Embedded AI Works Better Than Chat For Repeatable Tasks
Chat bots help when goals are ambiguous, but they introduce context switches.
Jul 05, 2025
TLDR;
Chat bots help when user goals are broad or ambiguous. They are weaker when the task is well-defined and the user is already inside a workflow. What has worked for one of the projects we are building is to start with conversation while the problem is still broad, then bake the top use-cases into in-app controls.

Why are we Over-Chatting?
It feels like every new app must include an "AI assistant," and most people immediately picture a chat window. I get why. Freeform conversation promises flexibility: ask anything, get something back.
But when I use a product to finish a specific task, opening a chat panel often breaks my flow. I have to stop, explain the context, write a prompt, read the answer, and translate it back into the interface I was already using.
While building a new platform from the ground up, I kept asking the same question: is conversation really the right interface for every AI feature, or have we overestimated chat? For many common use cases, assistance inside the existing workflow wins.
The Chat: brings flexibility
Chat bots offer a blank canvas. Users can pose any task, like draft an email, troubleshoot code, brainstorm ideas, in plain language. This openness is invaluable when goals are unclear or involve multi-turn dialogue, such as customer support or creative exploration. First-time users usually appreciate the “just tell me what you want” simplicity, and support bots can deflect common questions faster than human agents. Chats are immersive and capture a user's focus.
But that very flexibility demands a heavy lift from users. They must break away from their task, compose an effective text (prompt), and then parse the AI’s response often iterating multiple times.
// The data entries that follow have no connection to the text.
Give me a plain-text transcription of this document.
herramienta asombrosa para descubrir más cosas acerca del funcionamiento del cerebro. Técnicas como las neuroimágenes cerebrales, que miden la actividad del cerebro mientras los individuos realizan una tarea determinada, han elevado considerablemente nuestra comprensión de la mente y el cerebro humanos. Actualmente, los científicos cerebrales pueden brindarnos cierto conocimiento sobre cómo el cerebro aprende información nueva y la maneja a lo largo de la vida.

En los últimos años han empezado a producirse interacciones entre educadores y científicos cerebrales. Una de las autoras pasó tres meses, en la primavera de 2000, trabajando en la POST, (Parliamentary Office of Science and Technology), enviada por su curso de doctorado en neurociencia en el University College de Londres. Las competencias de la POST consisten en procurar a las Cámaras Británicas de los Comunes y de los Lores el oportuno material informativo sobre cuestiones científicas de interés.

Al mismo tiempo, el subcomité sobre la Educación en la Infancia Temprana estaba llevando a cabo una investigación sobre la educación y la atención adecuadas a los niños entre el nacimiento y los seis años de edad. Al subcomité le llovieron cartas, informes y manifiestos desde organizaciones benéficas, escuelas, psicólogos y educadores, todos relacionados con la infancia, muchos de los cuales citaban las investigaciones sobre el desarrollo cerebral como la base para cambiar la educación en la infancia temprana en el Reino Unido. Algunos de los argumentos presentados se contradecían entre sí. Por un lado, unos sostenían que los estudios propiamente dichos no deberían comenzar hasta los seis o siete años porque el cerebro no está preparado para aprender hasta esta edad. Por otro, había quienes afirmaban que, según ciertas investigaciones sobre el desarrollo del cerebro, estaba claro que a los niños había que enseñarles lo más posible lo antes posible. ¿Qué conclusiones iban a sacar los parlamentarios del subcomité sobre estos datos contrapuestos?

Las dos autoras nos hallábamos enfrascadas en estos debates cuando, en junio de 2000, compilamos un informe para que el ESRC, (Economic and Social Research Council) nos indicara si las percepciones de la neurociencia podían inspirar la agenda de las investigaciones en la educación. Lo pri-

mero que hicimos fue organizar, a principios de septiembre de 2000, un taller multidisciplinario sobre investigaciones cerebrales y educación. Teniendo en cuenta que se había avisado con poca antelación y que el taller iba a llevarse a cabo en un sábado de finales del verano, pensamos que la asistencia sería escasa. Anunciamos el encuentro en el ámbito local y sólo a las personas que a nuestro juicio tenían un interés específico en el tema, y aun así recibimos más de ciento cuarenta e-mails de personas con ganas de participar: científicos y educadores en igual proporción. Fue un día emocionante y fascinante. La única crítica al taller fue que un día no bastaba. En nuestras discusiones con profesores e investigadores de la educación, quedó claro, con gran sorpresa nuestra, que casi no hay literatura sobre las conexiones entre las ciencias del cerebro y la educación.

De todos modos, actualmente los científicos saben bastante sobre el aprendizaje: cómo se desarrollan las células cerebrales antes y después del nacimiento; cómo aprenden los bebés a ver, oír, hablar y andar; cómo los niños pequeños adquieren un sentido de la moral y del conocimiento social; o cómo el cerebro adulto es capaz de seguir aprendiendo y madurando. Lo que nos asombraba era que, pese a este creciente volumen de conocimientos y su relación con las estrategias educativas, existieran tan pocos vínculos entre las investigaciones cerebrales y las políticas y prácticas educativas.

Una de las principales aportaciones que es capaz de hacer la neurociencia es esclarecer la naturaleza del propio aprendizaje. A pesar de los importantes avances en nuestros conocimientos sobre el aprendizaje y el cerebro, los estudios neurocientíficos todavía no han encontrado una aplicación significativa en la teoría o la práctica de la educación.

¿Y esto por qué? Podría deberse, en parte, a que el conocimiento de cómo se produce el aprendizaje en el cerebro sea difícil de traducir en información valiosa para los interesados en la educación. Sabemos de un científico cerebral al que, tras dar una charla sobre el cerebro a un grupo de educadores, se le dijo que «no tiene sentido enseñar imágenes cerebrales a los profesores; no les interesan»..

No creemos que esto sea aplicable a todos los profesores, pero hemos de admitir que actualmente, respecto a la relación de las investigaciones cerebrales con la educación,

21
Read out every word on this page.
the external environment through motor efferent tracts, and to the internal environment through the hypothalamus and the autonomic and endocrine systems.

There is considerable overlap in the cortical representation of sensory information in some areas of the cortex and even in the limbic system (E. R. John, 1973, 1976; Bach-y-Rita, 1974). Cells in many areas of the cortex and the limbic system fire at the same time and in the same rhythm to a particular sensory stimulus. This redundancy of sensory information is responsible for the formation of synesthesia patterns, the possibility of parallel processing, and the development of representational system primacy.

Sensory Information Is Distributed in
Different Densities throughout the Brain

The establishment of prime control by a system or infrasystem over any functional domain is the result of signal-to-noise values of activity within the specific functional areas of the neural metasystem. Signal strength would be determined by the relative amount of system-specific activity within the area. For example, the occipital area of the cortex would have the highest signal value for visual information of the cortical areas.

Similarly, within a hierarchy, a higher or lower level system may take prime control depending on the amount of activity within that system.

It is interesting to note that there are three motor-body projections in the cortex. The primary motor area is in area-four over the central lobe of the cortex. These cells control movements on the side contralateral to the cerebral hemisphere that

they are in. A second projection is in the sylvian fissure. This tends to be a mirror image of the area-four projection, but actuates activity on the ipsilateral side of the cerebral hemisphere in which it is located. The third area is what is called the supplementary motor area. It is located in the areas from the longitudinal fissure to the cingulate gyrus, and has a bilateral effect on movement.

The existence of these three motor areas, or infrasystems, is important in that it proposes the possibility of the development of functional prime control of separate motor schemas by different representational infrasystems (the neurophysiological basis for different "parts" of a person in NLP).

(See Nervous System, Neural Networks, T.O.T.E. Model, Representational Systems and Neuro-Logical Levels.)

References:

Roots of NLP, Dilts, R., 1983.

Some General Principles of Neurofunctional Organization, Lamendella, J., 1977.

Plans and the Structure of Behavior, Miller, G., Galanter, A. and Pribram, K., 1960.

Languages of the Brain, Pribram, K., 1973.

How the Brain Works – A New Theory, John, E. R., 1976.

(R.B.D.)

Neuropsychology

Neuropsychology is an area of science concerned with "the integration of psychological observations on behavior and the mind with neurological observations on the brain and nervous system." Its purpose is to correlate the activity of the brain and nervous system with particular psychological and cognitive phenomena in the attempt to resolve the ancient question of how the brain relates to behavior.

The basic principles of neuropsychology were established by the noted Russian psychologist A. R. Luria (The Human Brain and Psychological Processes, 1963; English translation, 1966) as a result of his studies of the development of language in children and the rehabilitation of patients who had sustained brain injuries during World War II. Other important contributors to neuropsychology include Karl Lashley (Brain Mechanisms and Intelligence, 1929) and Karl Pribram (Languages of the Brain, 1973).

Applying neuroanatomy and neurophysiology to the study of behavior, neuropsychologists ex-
Each context switch costs minutes of lost focus, aggregated across the day. These detours can erode productivity rather than enhance it if used for hours. Think about tools, systems and products that require cognitive decision making, the chat appears more of a distraction.
In-flow AI: help where the work already is
Contrast a chat panel with Smart Compose in Gmail: as you write, inline suggestions offer to finish your sentence. No separate window, no prompt to craft. By 2022, Smart Compose had been accepted 118 billion times 1, saving users keystrokes while staying inside the email composer.
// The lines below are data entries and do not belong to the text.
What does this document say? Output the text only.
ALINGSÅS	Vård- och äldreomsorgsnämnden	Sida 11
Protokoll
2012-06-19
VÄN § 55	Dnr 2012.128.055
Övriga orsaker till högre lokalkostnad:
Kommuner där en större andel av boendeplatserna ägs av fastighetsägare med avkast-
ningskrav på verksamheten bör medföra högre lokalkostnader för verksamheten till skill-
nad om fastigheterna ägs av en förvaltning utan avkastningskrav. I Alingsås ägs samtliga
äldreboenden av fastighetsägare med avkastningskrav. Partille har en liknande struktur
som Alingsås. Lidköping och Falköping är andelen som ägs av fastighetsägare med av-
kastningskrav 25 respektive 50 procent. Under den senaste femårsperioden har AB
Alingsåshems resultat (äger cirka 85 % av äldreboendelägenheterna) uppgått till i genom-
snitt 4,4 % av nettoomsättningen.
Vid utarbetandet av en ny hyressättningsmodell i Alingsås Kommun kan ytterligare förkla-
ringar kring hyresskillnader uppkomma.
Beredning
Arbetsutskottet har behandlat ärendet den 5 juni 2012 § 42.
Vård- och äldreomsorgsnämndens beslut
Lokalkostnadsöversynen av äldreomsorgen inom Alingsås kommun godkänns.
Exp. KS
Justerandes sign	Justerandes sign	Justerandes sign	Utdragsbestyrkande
Similarly, GitHub Copilot puts code completions directly inside the IDE. In a reported enterprise study, Copilot users completed a coding task 55% faster2. The useful part is not only the model. It is the placement: the suggestion appears where the developer is already working.
These examples share the same shape. The AI lives in the same interface where work happens. Users accept a suggestion instead of translating their need into a prompt. The system already has the current document, codebase, or data, so there is less re-explaining.
When Chat Makes Sense (and When It Doesn’t)
Use chat when goals are open-ended or highly variable, such as brainstorming or exploratory Q&A. It also helps when multi-turn conversation is the work, like troubleshooting or tutoring, or when the product has a steep learning curve and the user needs help getting started.
Avoid chat when tasks are well-defined and frequent, like “optimise the query” or “add a trend line”. Avoid it when users need predictable, low-latency interactions through keyboard shortcuts or command palettes. Also avoid it when the chat interface pulls users out of the workflow where the real decision is being made.
A Hybrid Path Exists
Start with an initial chat interface to discover which requests users ask most. Then embed the top use-cases as dedicated UI controls: buttons, shortcuts, context menus, and other in-flow affordances. Keep chat around for outliers.
Notion is a useful example of this pattern. General chat is available, but many common actions also show up close to the writing surface: summarize, translate, rewrite, brainstorm. The product does not force every useful AI action through a blank text box.
Let AI fade into the background
Chat bots showed what is possible with AI, but they are not the right container for every task. For routine, repeatable work, put the help near the action. Keep chat for discovery, onboarding, and tasks where dialogue is actually the work.
What worked for us was simple: start broad with chat, learn what users repeat, then turn the useful repeatable actions into controls inside the product.